We are approaching the end of the year, and this is a good time to look forward. Next week, I’ll look back and call my product of the year.
The move out of politics and the apparent war between Democrats, Republicans, and common sense is the war between Amazon and Google, which will redefine the development of digital assistants.
There is also a war between Intel and Qualcomm in the personal computing field. Both Google and Intel are behaving silly, I’m going to call the fight for Amazon and Qualcomm – but for very different reasons.
I will close with my final product of the week, in this case a product class: the recently announced joint Qualcomm Microsoft effort called “Always-Connected PC” that will result from the Intel / Qualcomm battle. Let’s do it.
Google is now synonymous with idiot
The latest Amazon vs. Google fight erupted only last week. Apparently, because Amazon does not want to sell Google’s Chromecast TV device or home voice-activated speaker, Google has cut access to YouTube for users of Amazon’s Fire TV and Echo shows. So, basically, Google is punishing Amazon’s customers – many of whom are also Google’s customers – for forcing Amazon to do something it doesn’t want to do.

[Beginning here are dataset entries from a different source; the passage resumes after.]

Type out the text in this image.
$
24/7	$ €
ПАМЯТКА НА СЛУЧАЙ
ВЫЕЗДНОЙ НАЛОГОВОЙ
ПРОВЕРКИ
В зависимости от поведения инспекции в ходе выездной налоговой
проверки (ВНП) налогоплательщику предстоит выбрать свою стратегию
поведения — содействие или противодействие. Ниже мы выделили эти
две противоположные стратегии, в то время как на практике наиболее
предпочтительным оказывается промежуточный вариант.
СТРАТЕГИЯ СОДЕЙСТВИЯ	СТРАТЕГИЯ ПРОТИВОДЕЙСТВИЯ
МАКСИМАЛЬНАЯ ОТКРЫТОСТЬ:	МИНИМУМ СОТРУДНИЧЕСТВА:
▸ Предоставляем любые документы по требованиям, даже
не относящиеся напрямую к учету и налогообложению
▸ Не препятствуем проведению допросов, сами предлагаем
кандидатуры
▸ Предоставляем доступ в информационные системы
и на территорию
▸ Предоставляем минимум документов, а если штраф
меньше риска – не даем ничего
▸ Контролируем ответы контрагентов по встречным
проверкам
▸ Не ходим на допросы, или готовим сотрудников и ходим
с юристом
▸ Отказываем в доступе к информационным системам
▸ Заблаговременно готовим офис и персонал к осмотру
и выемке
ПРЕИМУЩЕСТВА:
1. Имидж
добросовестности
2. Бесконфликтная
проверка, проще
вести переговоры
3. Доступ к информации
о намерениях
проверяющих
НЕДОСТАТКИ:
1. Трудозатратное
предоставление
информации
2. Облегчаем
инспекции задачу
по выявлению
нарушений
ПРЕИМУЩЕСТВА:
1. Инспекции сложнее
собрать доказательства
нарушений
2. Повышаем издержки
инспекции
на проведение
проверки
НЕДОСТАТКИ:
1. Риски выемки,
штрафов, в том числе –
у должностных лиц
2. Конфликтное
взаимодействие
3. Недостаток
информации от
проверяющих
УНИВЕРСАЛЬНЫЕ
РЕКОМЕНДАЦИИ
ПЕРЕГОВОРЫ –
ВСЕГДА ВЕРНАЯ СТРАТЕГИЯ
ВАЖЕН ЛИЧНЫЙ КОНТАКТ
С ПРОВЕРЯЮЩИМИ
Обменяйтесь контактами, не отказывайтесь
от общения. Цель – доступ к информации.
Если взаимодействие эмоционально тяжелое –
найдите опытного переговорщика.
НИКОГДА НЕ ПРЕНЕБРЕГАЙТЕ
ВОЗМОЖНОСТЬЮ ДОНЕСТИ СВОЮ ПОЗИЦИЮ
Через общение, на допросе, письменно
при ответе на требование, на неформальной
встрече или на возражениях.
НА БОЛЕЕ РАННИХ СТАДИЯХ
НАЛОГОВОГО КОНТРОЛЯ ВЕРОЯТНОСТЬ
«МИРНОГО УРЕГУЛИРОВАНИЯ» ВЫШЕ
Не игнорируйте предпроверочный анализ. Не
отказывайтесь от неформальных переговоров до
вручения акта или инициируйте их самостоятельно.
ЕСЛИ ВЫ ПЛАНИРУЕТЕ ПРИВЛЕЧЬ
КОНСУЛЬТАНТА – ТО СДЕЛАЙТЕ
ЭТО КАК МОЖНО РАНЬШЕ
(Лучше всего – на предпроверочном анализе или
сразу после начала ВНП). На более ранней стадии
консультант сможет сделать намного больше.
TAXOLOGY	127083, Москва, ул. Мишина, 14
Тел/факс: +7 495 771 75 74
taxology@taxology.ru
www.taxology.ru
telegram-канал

I hope Jeff Bezos received the same type of training that I have received as an executive, and the rule is that when someone tries to blackmail you, you always take “otherwise”. In this case, the “or else” possibility is not as bad for Amazon as it is for Google. (By the way, the reason is that if you ever give in to blackmail, you own the person who blackmails you.)
There is a huge difference between a retailer not carrying a product and an open web service provider, which cuts the advertising revenue of vast groups of users. Google creates advertising revenue from YouTube, regardless of how users use the service. YouTube is a recurring revenue stream, and when it comes to uploaded videos, YouTube is basically a monopoly right now.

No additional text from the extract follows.